Chalk one up for advocates of consumerism. CMS is encouraging price transparency with its FY2019 Inpatient Prospective Payment System (IPPS) rule released in August.
Beginning January 1, 2019, hospitals must publish a list of standard charges on their websites in a machine-readable format (i.e., not a PDF). This list of charges can be drawn directly from the hospital chargemaster. However, the rule requires hospitals to update that list “as appropriate,” but at least annually.
CMS received pushback to this requirement when it issued its proposed rule in April. Commenters pointed out that charges can be misleading for patients because they don’t take into account insurer and self-pay discounts, as well as other variables. CMS’ response was hospitals are free to provide supplemental information to educate patients and the public about their expected payment obligations.
Why You Should Consider Going Beyond Compliance
Hospitals should strongly consider going beyond simply complying with this rule as written. Posting chargemaster rates without providing further context could lead to some undesired outcomes.
The average patient who lands on a hospital’s site and sees that a procedure appears to cost tens of thousands of dollars will naturally start looking for less expensive options. In many markets, these options exist in the form of freestanding imaging and ambulatory surgery centers, as well as urgent care and retail clinics. The truth is that out-of-pocket costs at your hospital may be comparable to costs at the freestanding centers, but patients have no way of knowing that upfront.
Another danger of simply making the chargemaster public without further explanation is what I call the “lazy reporter on a slow news day” hazard. The high cost of healthcare — a legitimate concern, to be fair — has become a staple of national and local news reporting in recent years. When reporters call with a barrage of questions about your hospital’s charges, how will you respond?
Price Transparency Strategy
You can avoid these potential outcomes with some forethought and communication. First, engage your hospital leaders in a discussion about a holistic price transparency strategy, which can entail one or more of the following tactics:
- Benchmark your hospital’s charges. As part of your chargemaster review (which you should undertake at least every three years, if not annually), compile a report that compares your charges to those of your peer group. Where your charges vary markedly, consider whether you should adjust them to remain competitive. At a minimum, have a documented, defensible rationale so you won’t be caught flat-footed by hard questions from consumers, journalists, advocacy groups or your own board of directors.

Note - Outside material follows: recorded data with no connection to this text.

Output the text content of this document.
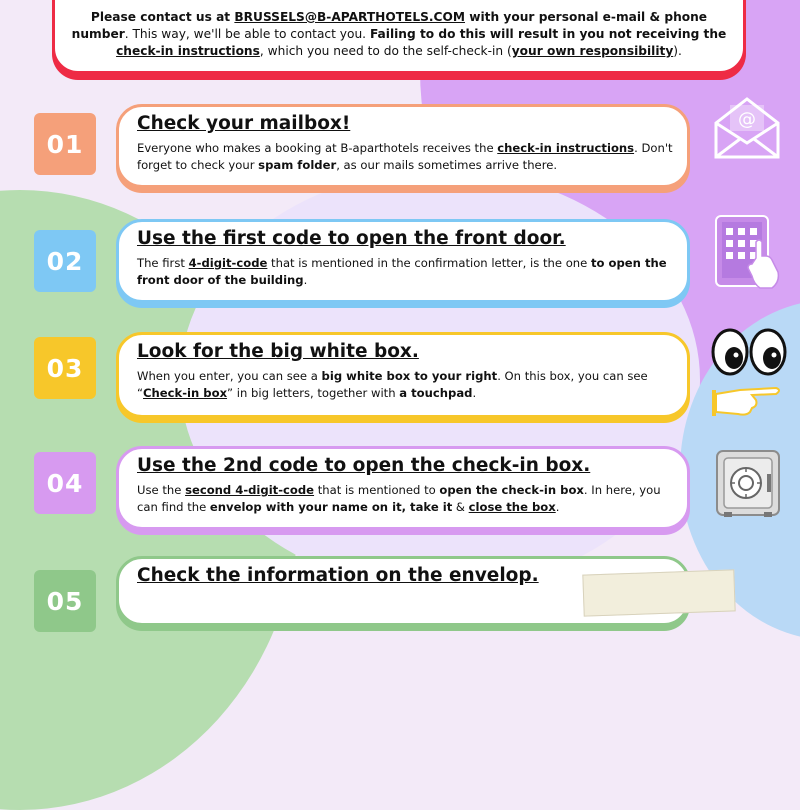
Please contact us at BRUSSELS@B-APARTHOTELS.COM with your personal e-mail & phone number. This way, we'll be able to contact you. Failing to do this will result in you not receiving the
check-in instructions, which you need to do the self-check-in (your own responsibility).
01
Check your mailbox!
Everyone who makes a booking at B-aparthotels receives the check-in instructions. Don't forget to check your spam folder, as our mails sometimes arrive there.
@
02
Use the first code to open the front door.
The first 4-digit-code that is mentioned in the confirmation letter, is the one to open the front door of the building.
03
Look for the big white box.
When you enter, you can see a big white box to your right. On this box, you can see “Check-in box” in big letters, together with a touchpad.
04
Use the 2nd code to open the check-in box.
Use the second 4-digit-code that is mentioned to open the check-in box. In here, you can find the envelop with your name on it, take it & close the box.
05
Check the information on the envelop.
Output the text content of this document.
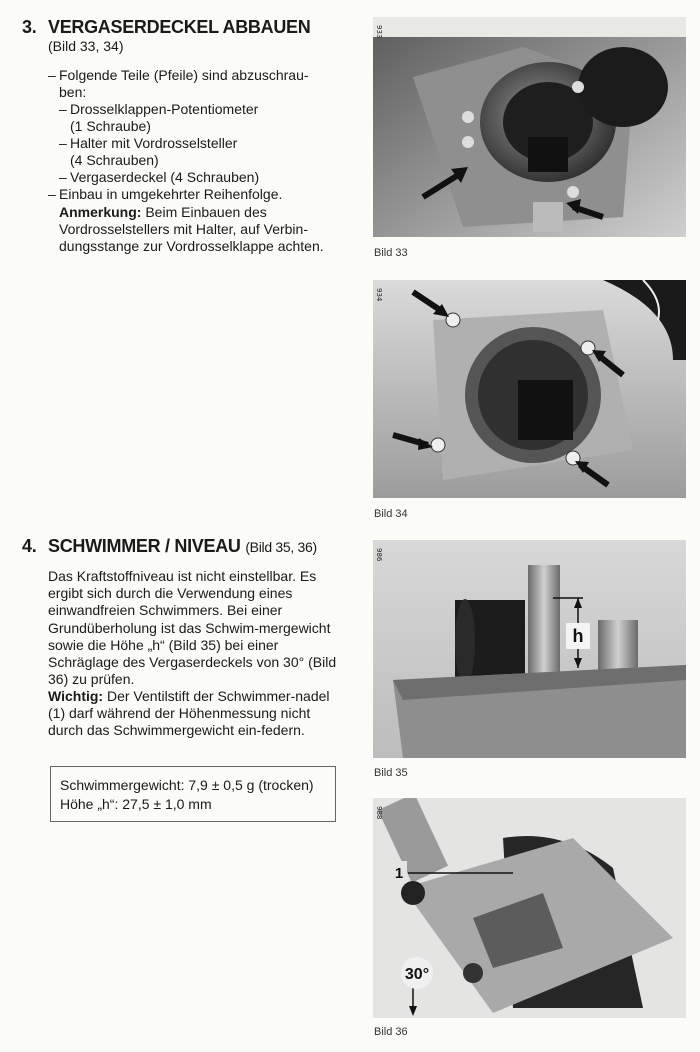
3. VERGASERDECKEL ABBAUEN
(Bild 33, 34)
– Folgende Teile (Pfeile) sind abzuschrau-
ben:
– Drosselklappen-Potentiometer
(1 Schraube)
– Halter mit Vordrosselsteller
(4 Schrauben)
– Vergaserdeckel (4 Schrauben)
– Einbau in umgekehrter Reihenfolge.
Anmerkung: Beim Einbauen des Vordrosselstellers mit Halter, auf Verbin-dungsstange zur Vordrosselklappe achten.
4. SCHWIMMER / NIVEAU (Bild 35, 36)
Das Kraftstoffniveau ist nicht einstellbar. Es ergibt sich durch die Verwendung eines einwandfreien Schwimmers. Bei einer Grundüberholung ist das Schwim-mergewicht sowie die Höhe „h“ (Bild 35) bei einer Schräglage des Vergaserdeckels von 30° (Bild 36) zu prüfen.
Wichtig: Der Ventilstift der Schwimmer-nadel (1) darf während der Höhenmessung nicht durch das Schwimmergewicht ein-federn.
Schwimmergewicht: 7,9 ± 0,5 g (trocken)
Höhe „h“: 27,5 ± 1,0 mm
933
Bild 33
934
Bild 34
h
986
Bild 35
1
30°
988
Bild 36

- Supplement the list of charges to provide context for consumers. Purchasers of healthcare services want to know upfront what their payment obligation will be. In the face of increasing competition from other healthcare providers, many hospitals will be wise to take the time and effort to provide the most detailed information they can. At a minimum, this might mean including the hospital’s average discount rate—perhaps in a field next to each charge item, or in a banner that remains at the top of the page as the viewer scrolls down.
- Provide an estimate of patient out-of-pocket payments. Hospitals that can access more granular financial data should consider providing estimates of the patient’s expected costs. For example, University of Utah Health’s price estimate guide provides patients with estimated fees by allowing them to enter information about the desired procedure, their insurance type, deductible, copay, coinsurance and out-of-pocket maximum—all with the clear disclaimer that the site is for informational purposes only and is not actual pricing for services. For hospitals in competitive markets, providing this information can provide patients with the justification to choose your hospital instead of a freestanding imaging center a few miles away.
Informed Consumers Will Bend the Cost Curve
Price transparency has the potential to bend the cost curve in healthcare even more than all the other health reforms combined. When consumers are armed with information about actual expected costs before making a purchase decision, they will be able to choose a lower-cost option. As a result, healthcare providers will feel increasing market pressures to price their services competitively.
A word of caution here: Understanding the incremental costs of delivering those services is essential to avoid growing market share to the detriment of your bottom line. As we’ve written in past blogs, a granular understanding of costs is a necessity in the new world of value-based healthcare.
The CMS requirement to make standard charges public is only the beginning. As the agency continues to push providers to make their pricing more transparent, consumers will demand more clarity on pricing. Hospitals and other healthcare providers that act decisively to provide the information consumers want will become preferred providers — by the patients, their family members, and as a result, by the insurance companies and employers who foot the majority of the bill.